功能Contributes to the stabilization of the junctional membrane complexes, which are common to excitable cells and mediate cross-talk between cell surface and intracellular ion channels. Probably acts by anchoring the plasma membrane and endoplasmic/sarcoplasmic reticulum. Contributes to the construction of skeletal muscle triad junctions, and plays an essential role in heart development.
组织特异性Specifically expressed in skeletal muscle and heart.
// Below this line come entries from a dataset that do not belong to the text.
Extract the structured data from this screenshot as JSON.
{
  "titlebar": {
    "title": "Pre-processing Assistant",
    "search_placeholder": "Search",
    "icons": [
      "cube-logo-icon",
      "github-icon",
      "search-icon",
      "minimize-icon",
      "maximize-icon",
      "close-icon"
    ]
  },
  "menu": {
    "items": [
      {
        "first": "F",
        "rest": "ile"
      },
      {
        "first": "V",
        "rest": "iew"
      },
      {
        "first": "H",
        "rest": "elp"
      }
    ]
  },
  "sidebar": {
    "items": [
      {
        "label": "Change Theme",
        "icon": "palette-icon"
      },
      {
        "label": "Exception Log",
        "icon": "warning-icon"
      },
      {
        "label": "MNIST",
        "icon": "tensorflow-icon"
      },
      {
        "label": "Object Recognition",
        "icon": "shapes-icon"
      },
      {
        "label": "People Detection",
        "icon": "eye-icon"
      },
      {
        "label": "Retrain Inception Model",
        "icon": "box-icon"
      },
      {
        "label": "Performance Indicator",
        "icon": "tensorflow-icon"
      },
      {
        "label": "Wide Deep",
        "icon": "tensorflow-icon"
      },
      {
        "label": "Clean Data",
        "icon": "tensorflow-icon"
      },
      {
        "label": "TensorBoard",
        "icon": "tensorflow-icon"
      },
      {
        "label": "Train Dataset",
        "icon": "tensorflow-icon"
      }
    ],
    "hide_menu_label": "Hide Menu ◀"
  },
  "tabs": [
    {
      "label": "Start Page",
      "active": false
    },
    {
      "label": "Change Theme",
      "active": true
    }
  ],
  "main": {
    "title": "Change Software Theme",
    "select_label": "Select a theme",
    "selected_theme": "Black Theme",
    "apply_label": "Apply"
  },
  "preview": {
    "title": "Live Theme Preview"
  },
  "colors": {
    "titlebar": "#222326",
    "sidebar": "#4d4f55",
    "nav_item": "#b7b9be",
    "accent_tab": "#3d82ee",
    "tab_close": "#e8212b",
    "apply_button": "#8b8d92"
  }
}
疾病相关Defects in JPH2 are the cause of cardiomyopathy familial hypertrophic type 17 (CMH17) [MIM:613873]. CMH17 is a hereditary heart disorder characterized by ventricular hypertrophy, which is usually asymmetric and often involves the interventricular septum. The symptoms include dyspnea, syncope, collapse, palpitations, and chest pain. They can be readily provoked by exercise. The disorder has inter- and intrafamilial variability ranging from benign to malignant forms with high risk of cardiac failure and sudden cardiac death.
序列相似性Belongs to the junctophilin family. Contains 8 MORN repeats.
结构域The MORN (membrane occupation and recognition nexus) repeats contribute to the plasma membrane binding, possibly by interacting with phospholipids.
细胞定位Cell membrane. Endoplasmic reticulum membrane. Sarcoplasmic reticulum membrane. Localized predominantly on the plasma membrane. The transmembrane domain is anchored in endoplasmic/sarcoplasmic reticulum membrane, while the N-terminal part associates with the plasma membrane. In heart cells, it predominantly associates along Z lines within myocytes. In skeletal muscle, it is specifically localized at the junction of A and I bands.